After silent uninstalling, when I right-click on the Windows 10 "start button" and choose either "Programs and Features" or "Power Options", I get an error box (I don't recall, but some kind of application not found error perhaps... next time I uninstall, I'll update this detail). When I go to control panel and select either of those two things, they work fine. If I silent install DOpus, then, the error does not occur, and things work as they should. So, silent uninstalling DOpus affects my Windows installation, and silent installing it after uninstalling it makes the problem go away.
Other related questions, suggestions, notes:
After the silent install, certificate install, backup applied, is a reboot required (it seems to work fine immediately)?
Why does DOpus require reboot on install/uninstall?
Uninstall (silent) does not terminate DOpus currently running.
Are the setup.iss files valid across DOpus minor versions?
Suggestion: Allow silent install/uninstall config file to be specified on the command line rather than only recognizing setup.iss.
A reboot is required if any shell extension or keyboard hook (for system-wide hotkeys etc.) DLLs were replaced or removed. There is no way to replace or remove them in Windows except to reboot the system, due to design flaws in Windows itself.
You can check the PendingFileRenameOperations (and PendingFileRenameOperations2) for paths involving the Opus program directory to programatically detect if a reboot is needed.
Does the start menu issue only happen until you reboot, or is it still a problem after a reboot?
[quote="leo"]A reboot is required if any shell extension or keyboard hook (for system-wide hotkeys etc.) DLLs were replaced or removed. There is no way to replace or remove them in Windows except to reboot the system, due to design flaws in Windows itself.

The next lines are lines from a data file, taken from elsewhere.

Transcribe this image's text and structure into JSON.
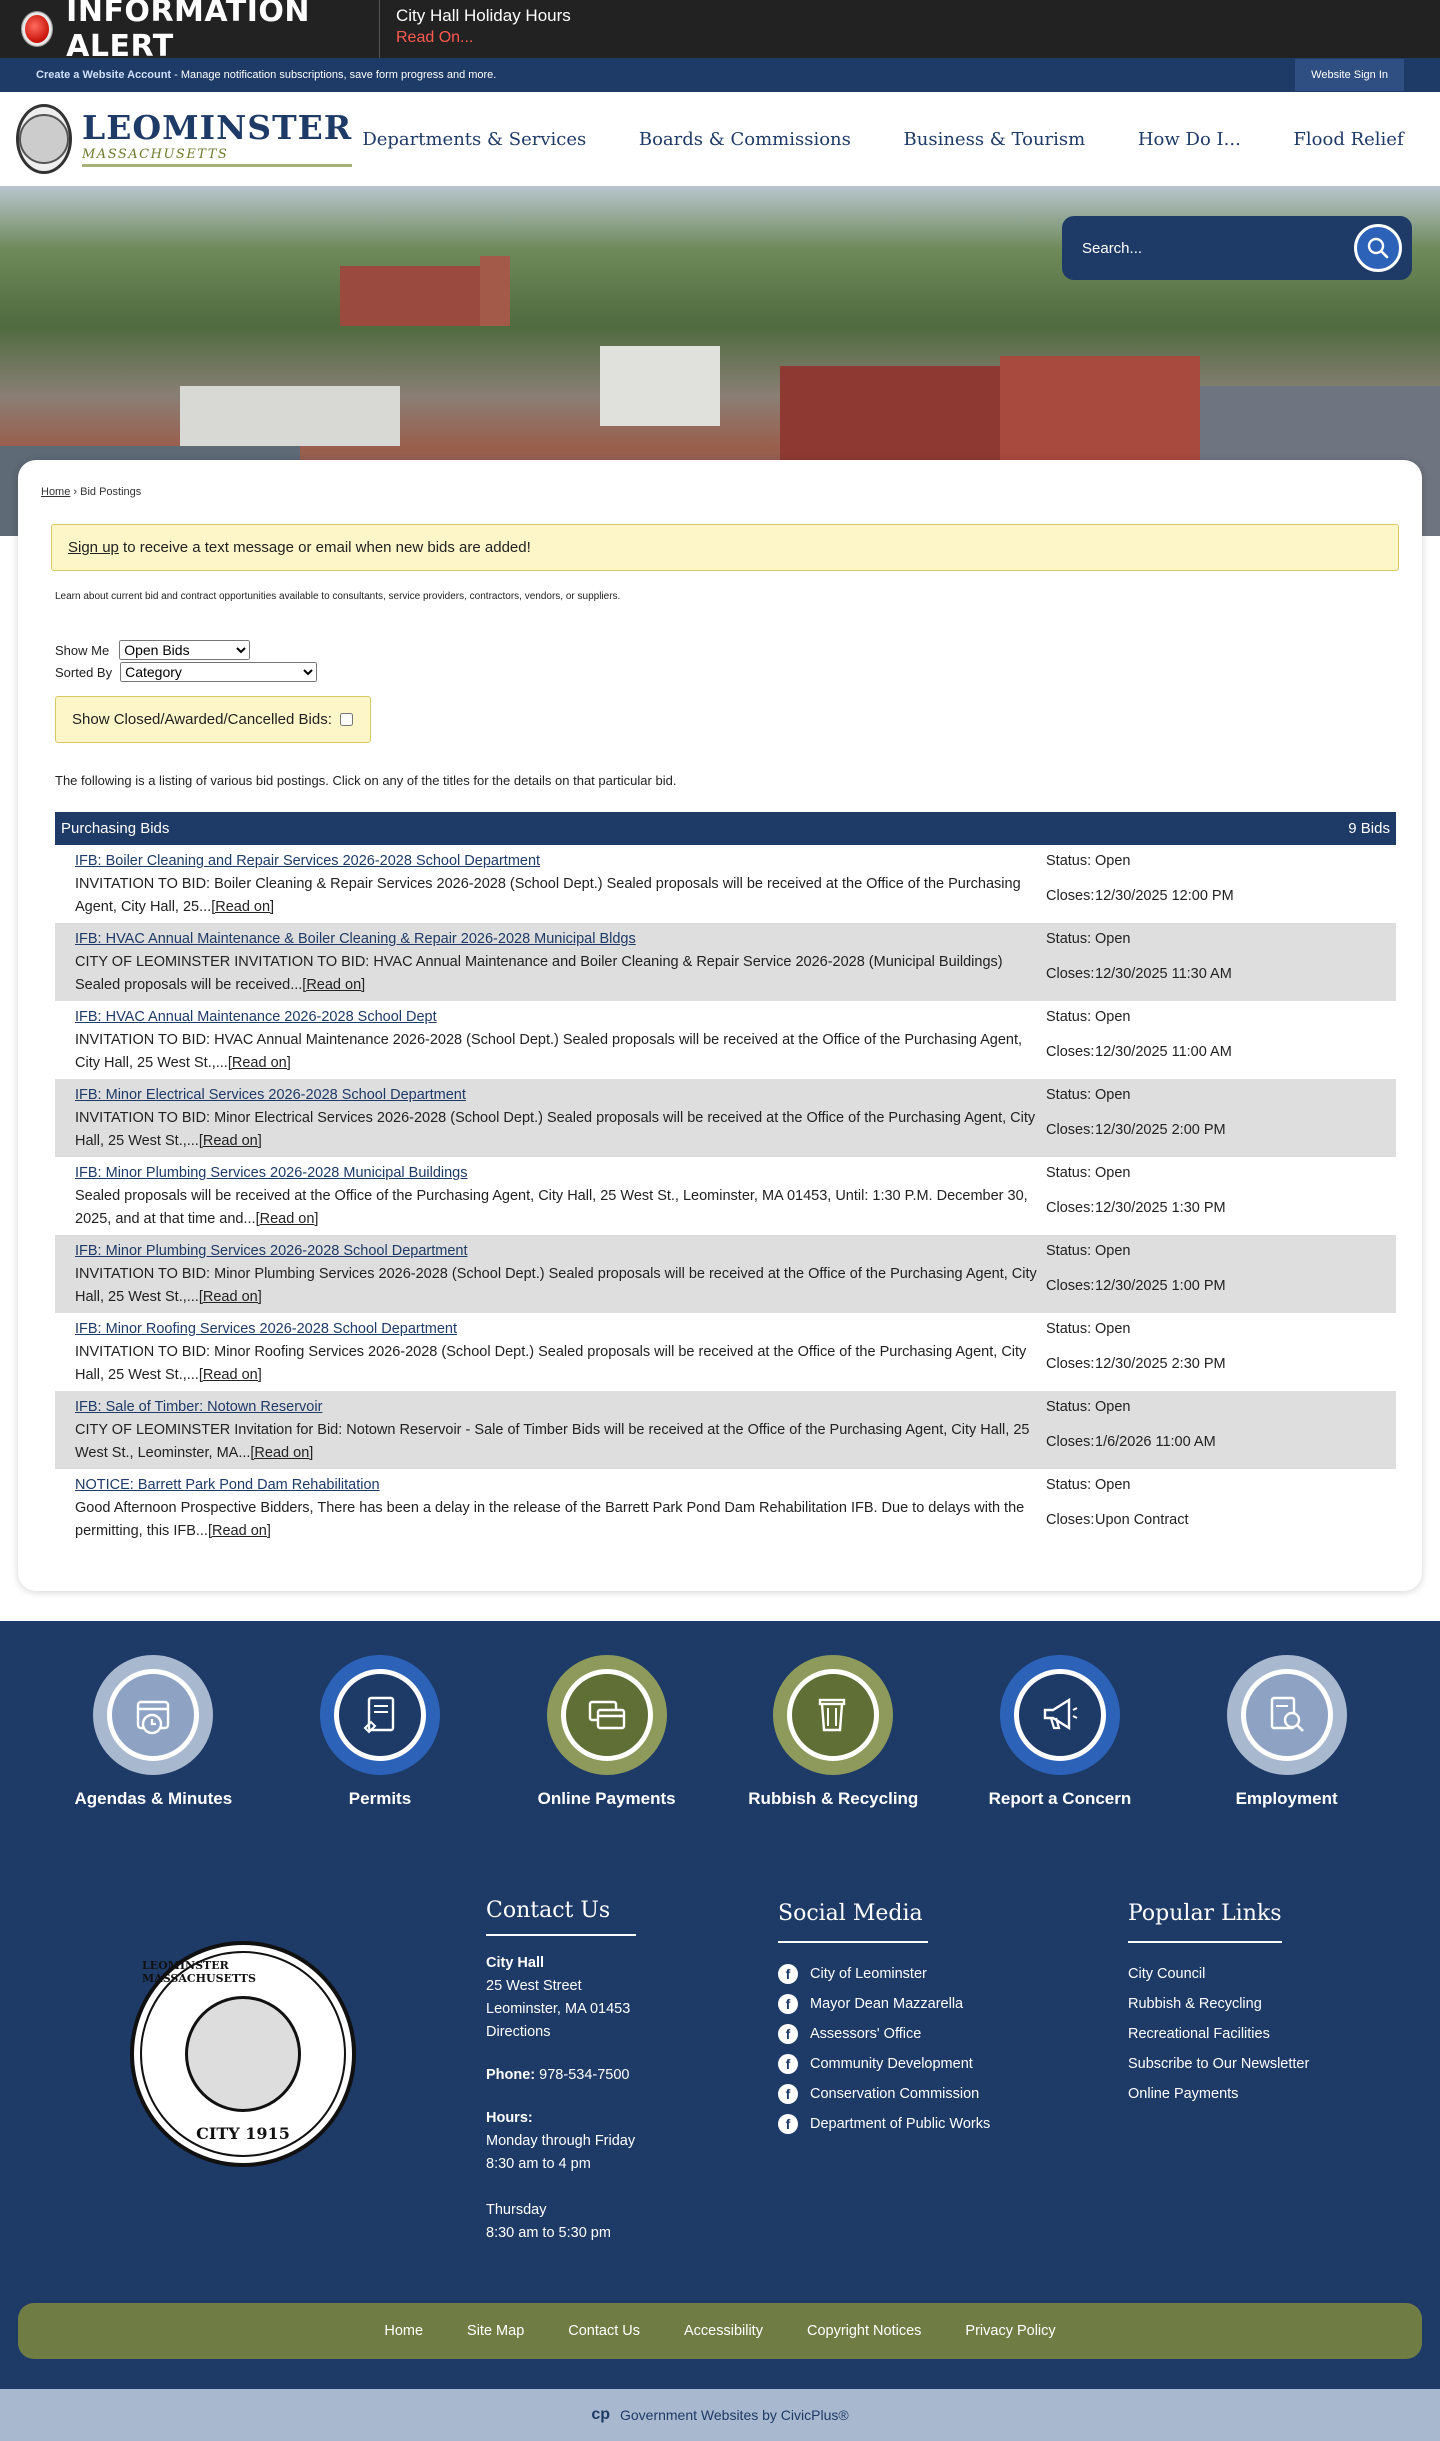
{
  "alert": {
    "title": "INFORMATION ALERT",
    "message": "City Hall Holiday Hours",
    "link": "Read On..."
  },
  "account_bar": {
    "create_link": "Create a Website Account",
    "description": " - Manage notification subscriptions, save form progress and more.",
    "sign_in": "Website Sign In"
  },
  "header": {
    "logo_name": "LEOMINSTER",
    "logo_state": "MASSACHUSETTS",
    "nav": [
      "Departments & Services",
      "Boards & Commissions",
      "Business & Tourism",
      "How Do I...",
      "Flood Relief"
    ]
  },
  "search": {
    "placeholder": "Search..."
  },
  "breadcrumb": {
    "home": "Home",
    "separator": " › ",
    "current": "Bid Postings"
  },
  "signup": {
    "link": "Sign up",
    "text": " to receive a text message or email when new bids are added!"
  },
  "intro": "Learn about current bid and contract opportunities available to consultants, service providers, contractors, vendors, or suppliers.",
  "filters": {
    "show_me_label": "Show Me",
    "show_me_value": "Open Bids",
    "sorted_by_label": "Sorted By",
    "sorted_by_value": "Category",
    "closed_label": "Show Closed/Awarded/Cancelled Bids:"
  },
  "listing_note": "The following is a listing of various bid postings. Click on any of the titles for the details on that particular bid.",
  "bids": {
    "category": "Purchasing Bids",
    "count": "9 Bids",
    "status_label": "Status:",
    "closes_label": "Closes:",
    "read_on": "[Read on]",
    "items": [
      {
        "title": "IFB: Boiler Cleaning and Repair Services 2026-2028 School Department",
        "desc": "INVITATION TO BID: Boiler Cleaning & Repair Services 2026-2028 (School Dept.) Sealed proposals will be received at the Office of the Purchasing Agent, City Hall, 25...",
        "status": "Open",
        "closes": "12/30/2025 12:00 PM"
      },
      {
        "title": "IFB: HVAC Annual Maintenance & Boiler Cleaning & Repair 2026-2028 Municipal Bldgs",
        "desc": "CITY OF LEOMINSTER INVITATION TO BID: HVAC Annual Maintenance and Boiler Cleaning & Repair Service 2026-2028 (Municipal Buildings) Sealed proposals will be received...",
        "status": "Open",
        "closes": "12/30/2025 11:30 AM"
      },
      {
        "title": "IFB: HVAC Annual Maintenance 2026-2028 School Dept",
        "desc": "INVITATION TO BID: HVAC Annual Maintenance 2026-2028 (School Dept.) Sealed proposals will be received at the Office of the Purchasing Agent, City Hall, 25 West St.,...",
        "status": "Open",
        "closes": "12/30/2025 11:00 AM"
      },
      {
        "title": "IFB: Minor Electrical Services 2026-2028 School Department",
        "desc": "INVITATION TO BID: Minor Electrical Services 2026-2028 (School Dept.) Sealed proposals will be received at the Office of the Purchasing Agent, City Hall, 25 West St.,...",
        "status": "Open",
        "closes": "12/30/2025 2:00 PM"
      },
      {
        "title": "IFB: Minor Plumbing Services 2026-2028 Municipal Buildings",
        "desc": "Sealed proposals will be received at the Office of the Purchasing Agent, City Hall, 25 West St., Leominster, MA 01453, Until: 1:30 P.M. December 30, 2025, and at that time and...",
        "status": "Open",
        "closes": "12/30/2025 1:30 PM"
      },
      {
        "title": "IFB: Minor Plumbing Services 2026-2028 School Department",
        "desc": "INVITATION TO BID: Minor Plumbing Services 2026-2028 (School Dept.) Sealed proposals will be received at the Office of the Purchasing Agent, City Hall, 25 West St.,...",
        "status": "Open",
        "closes": "12/30/2025 1:00 PM"
      },
      {
        "title": "IFB: Minor Roofing Services 2026-2028 School Department",
        "desc": "INVITATION TO BID: Minor Roofing Services 2026-2028 (School Dept.) Sealed proposals will be received at the Office of the Purchasing Agent, City Hall, 25 West St.,...",
        "status": "Open",
        "closes": "12/30/2025 2:30 PM"
      },
      {
        "title": "IFB: Sale of Timber: Notown Reservoir",
        "desc": "CITY OF LEOMINSTER Invitation for Bid: Notown Reservoir - Sale of Timber Bids will be received at the Office of the Purchasing Agent, City Hall, 25 West St., Leominster, MA...",
        "status": "Open",
        "closes": "1/6/2026 11:00 AM"
      },
      {
        "title": "NOTICE: Barrett Park Pond Dam Rehabilitation",
        "desc": "Good Afternoon Prospective Bidders, There has been a delay in the release of the Barrett Park Pond Dam Rehabilitation IFB. Due to delays with the permitting, this IFB...",
        "status": "Open",
        "closes": "Upon Contract"
      }
    ]
  },
  "quick_links": [
    {
      "label": "Agendas & Minutes",
      "icon": "calendar-clock-icon",
      "ring": "#a8b8cf",
      "fill": "#8ea3c4"
    },
    {
      "label": "Permits",
      "icon": "permit-document-icon",
      "ring": "#2c63b8",
      "fill": "#1e3a67"
    },
    {
      "label": "Online Payments",
      "icon": "credit-card-icon",
      "ring": "#8d9a5b",
      "fill": "#5f6f35"
    },
    {
      "label": "Rubbish & Recycling",
      "icon": "trash-can-icon",
      "ring": "#8d9a5b",
      "fill": "#5f6f35"
    },
    {
      "label": "Report a Concern",
      "icon": "megaphone-icon",
      "ring": "#2c63b8",
      "fill": "#1e3a67"
    },
    {
      "label": "Employment",
      "icon": "document-search-icon",
      "ring": "#a8b8cf",
      "fill": "#8ea3c4"
    }
  ],
  "seal": {
    "top": "LEOMINSTER MASSACHUSETTS",
    "bottom": "CITY 1915"
  },
  "contact": {
    "heading": "Contact Us",
    "name": "City Hall",
    "street": "25 West Street",
    "city": "Leominster, MA 01453",
    "directions": "Directions",
    "phone_label": "Phone:",
    "phone": " 978-534-7500",
    "hours_label": "Hours:",
    "hours_1_days": "Monday through Friday",
    "hours_1_time": "8:30 am to 4 pm",
    "hours_2_days": "Thursday",
    "hours_2_time": "8:30 am to 5:30 pm"
  },
  "social": {
    "heading": "Social Media",
    "items": [
      "City of Leominster",
      "Mayor Dean Mazzarella",
      "Assessors' Office",
      "Community Development",
      "Conservation Commission",
      "Department of Public Works"
    ]
  },
  "popular": {
    "heading": "Popular Links",
    "items": [
      "City Council",
      "Rubbish & Recycling",
      "Recreational Facilities",
      "Subscribe to Our Newsletter",
      "Online Payments"
    ]
  },
  "bottom_nav": [
    "Home",
    "Site Map",
    "Contact Us",
    "Accessibility",
    "Copyright Notices",
    "Privacy Policy"
  ],
  "credit": {
    "logo": "cp",
    "text": "Government Websites by CivicPlus®"
  },
  "colors": {
    "navy": "#1e3a67",
    "olive": "#6f7d45",
    "alert_red": "#ff5a4e"
  }
}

You can check the PendingFileRenameOperations (and PendingFileRenameOperations2) for paths involving the Opus program directory to programatically detect if a reboot is needed.[/quote]
OK.
It persists after reboot
I tried a normal uninstall (should do the same thing as a silent uninstall, I just don't have that set up) and can't reproduce the problem so far.

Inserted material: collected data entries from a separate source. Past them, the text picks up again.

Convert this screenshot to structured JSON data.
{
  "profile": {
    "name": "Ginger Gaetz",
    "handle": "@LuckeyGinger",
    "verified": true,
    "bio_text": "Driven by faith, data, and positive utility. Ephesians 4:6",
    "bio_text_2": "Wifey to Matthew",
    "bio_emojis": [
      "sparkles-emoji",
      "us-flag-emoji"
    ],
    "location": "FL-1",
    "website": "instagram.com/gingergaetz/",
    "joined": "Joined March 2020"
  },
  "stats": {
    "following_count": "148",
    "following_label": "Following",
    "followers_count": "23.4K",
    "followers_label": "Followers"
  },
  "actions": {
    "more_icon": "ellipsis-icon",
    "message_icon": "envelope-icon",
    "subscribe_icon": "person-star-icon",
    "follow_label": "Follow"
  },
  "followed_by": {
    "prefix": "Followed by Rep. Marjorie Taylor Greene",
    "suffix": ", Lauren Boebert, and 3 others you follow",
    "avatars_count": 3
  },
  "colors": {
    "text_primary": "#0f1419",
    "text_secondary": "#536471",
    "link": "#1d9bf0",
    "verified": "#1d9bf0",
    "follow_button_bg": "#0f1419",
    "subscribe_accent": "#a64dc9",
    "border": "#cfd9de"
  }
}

Is your silent uninstall setup using the current setup.exe etc. or an old one?
The registry settings in the zip for How to manually remove Explorer Replacement settings should fix things if the uninstall didn't restore the old registry settings for some reason. (Permissions, perhaps?)

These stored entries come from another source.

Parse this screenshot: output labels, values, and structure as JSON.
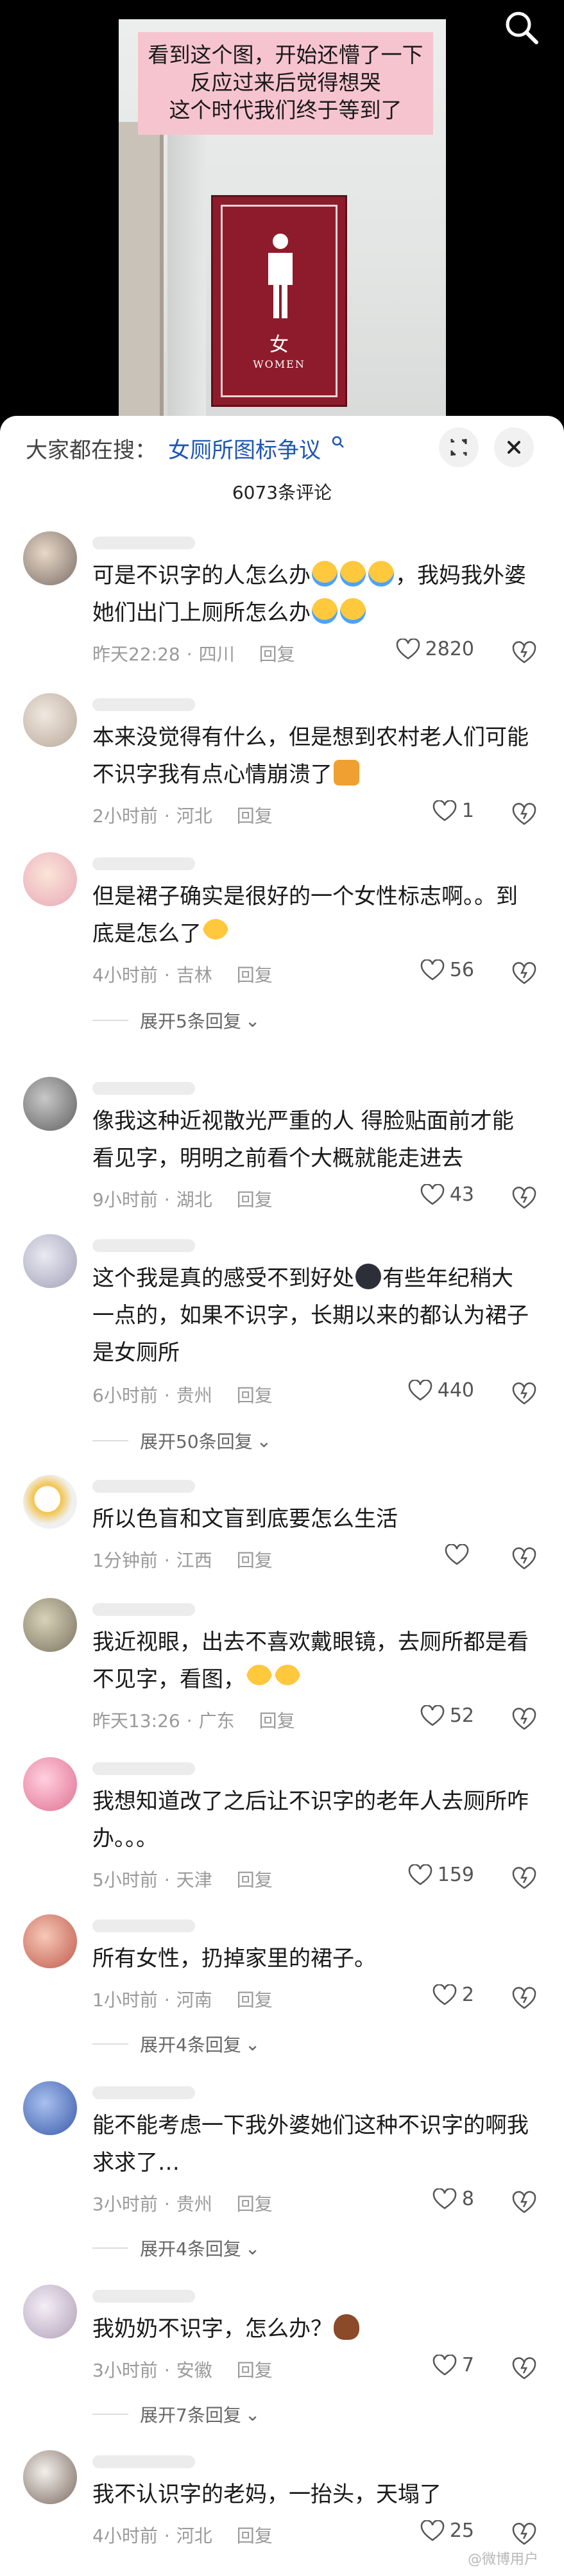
{
  "video": {
    "caption_lines": [
      "看到这个图，开始还懵了一下",
      "反应过来后觉得想哭",
      "这个时代我们终于等到了"
    ],
    "sign_text_zh": "女",
    "sign_text_en": "WOMEN"
  },
  "panel": {
    "search_label": "大家都在搜：",
    "search_keyword": "女厕所图标争议",
    "comment_count": "6073条评论"
  },
  "comments": [
    {
      "text": "可是不识字的人怎么办",
      "text2": "，我妈我外婆她们出门上厕所怎么办",
      "time": "昨天22:28",
      "loc": "四川",
      "reply": "回复",
      "likes": "2820"
    },
    {
      "text": "本来没觉得有什么，但是想到农村老人们可能不识字我有点心情崩溃了",
      "time": "2小时前",
      "loc": "河北",
      "reply": "回复",
      "likes": "1"
    },
    {
      "text": "但是裙子确实是很好的一个女性标志啊。。到底是怎么了",
      "time": "4小时前",
      "loc": "吉林",
      "reply": "回复",
      "likes": "56",
      "expand": "展开5条回复"
    },
    {
      "text": "像我这种近视散光严重的人 得脸贴面前才能看见字，明明之前看个大概就能走进去",
      "time": "9小时前",
      "loc": "湖北",
      "reply": "回复",
      "likes": "43"
    },
    {
      "text": "这个我是真的感受不到好处",
      "text2": "有些年纪稍大一点的，如果不识字，长期以来的都认为裙子是女厕所",
      "time": "6小时前",
      "loc": "贵州",
      "reply": "回复",
      "likes": "440",
      "expand": "展开50条回复"
    },
    {
      "text": "所以色盲和文盲到底要怎么生活",
      "time": "1分钟前",
      "loc": "江西",
      "reply": "回复",
      "likes": ""
    },
    {
      "text": "我近视眼，出去不喜欢戴眼镜，去厕所都是看不见字，看图，",
      "time": "昨天13:26",
      "loc": "广东",
      "reply": "回复",
      "likes": "52"
    },
    {
      "text": "我想知道改了之后让不识字的老年人去厕所咋办。。。",
      "time": "5小时前",
      "loc": "天津",
      "reply": "回复",
      "likes": "159"
    },
    {
      "text": "所有女性，扔掉家里的裙子。",
      "time": "1小时前",
      "loc": "河南",
      "reply": "回复",
      "likes": "2",
      "expand": "展开4条回复"
    },
    {
      "text": "能不能考虑一下我外婆她们这种不识字的啊我求求了…",
      "time": "3小时前",
      "loc": "贵州",
      "reply": "回复",
      "likes": "8",
      "expand": "展开4条回复"
    },
    {
      "text": "我奶奶不识字，怎么办？",
      "time": "3小时前",
      "loc": "安徽",
      "reply": "回复",
      "likes": "7",
      "expand": "展开7条回复"
    },
    {
      "text": "我不认识字的老妈，一抬头，天塌了",
      "time": "4小时前",
      "loc": "河北",
      "reply": "回复",
      "likes": "25"
    }
  ],
  "watermark": "@微博用户",
  "colors": {
    "keyword": "#1e55b5",
    "sign": "#8e1b2b",
    "caption_bg": "#f6c4cf"
  }
}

Sometimes the Windows shell takes a few seconds after changing the registry before it behaves differently, as it seems to cache some of the involved settings, but after 10 seconds or so it should see the change.
[quote="leo"]I tried a normal uninstall (should do the same thing as a silent uninstall, I just don't have that set up) and can't reproduce the problem so far.
Is your silent uninstall setup using the current setup.exe etc. or an old one?[/quote]
The latest version (11.19) that I downloaded today.
[quote="leo"]The registry settings in the zip for How to manually remove Explorer Replacement settings should fix things if the uninstall didn't restore the old registry settings for some reason. (Permissions, perhaps?)
Sometimes the Windows shell takes a few seconds after changing the registry before it behaves differently, as it seems to cache some of the involved settings, but after 10 seconds or so it should see the change.[/quote]
I'm going to move to a newer build of Windows 10 after I get my software installs all automized (maybe today even if things go well), so I'll be doing the DOpus install/uninstall with that and will let you know the result.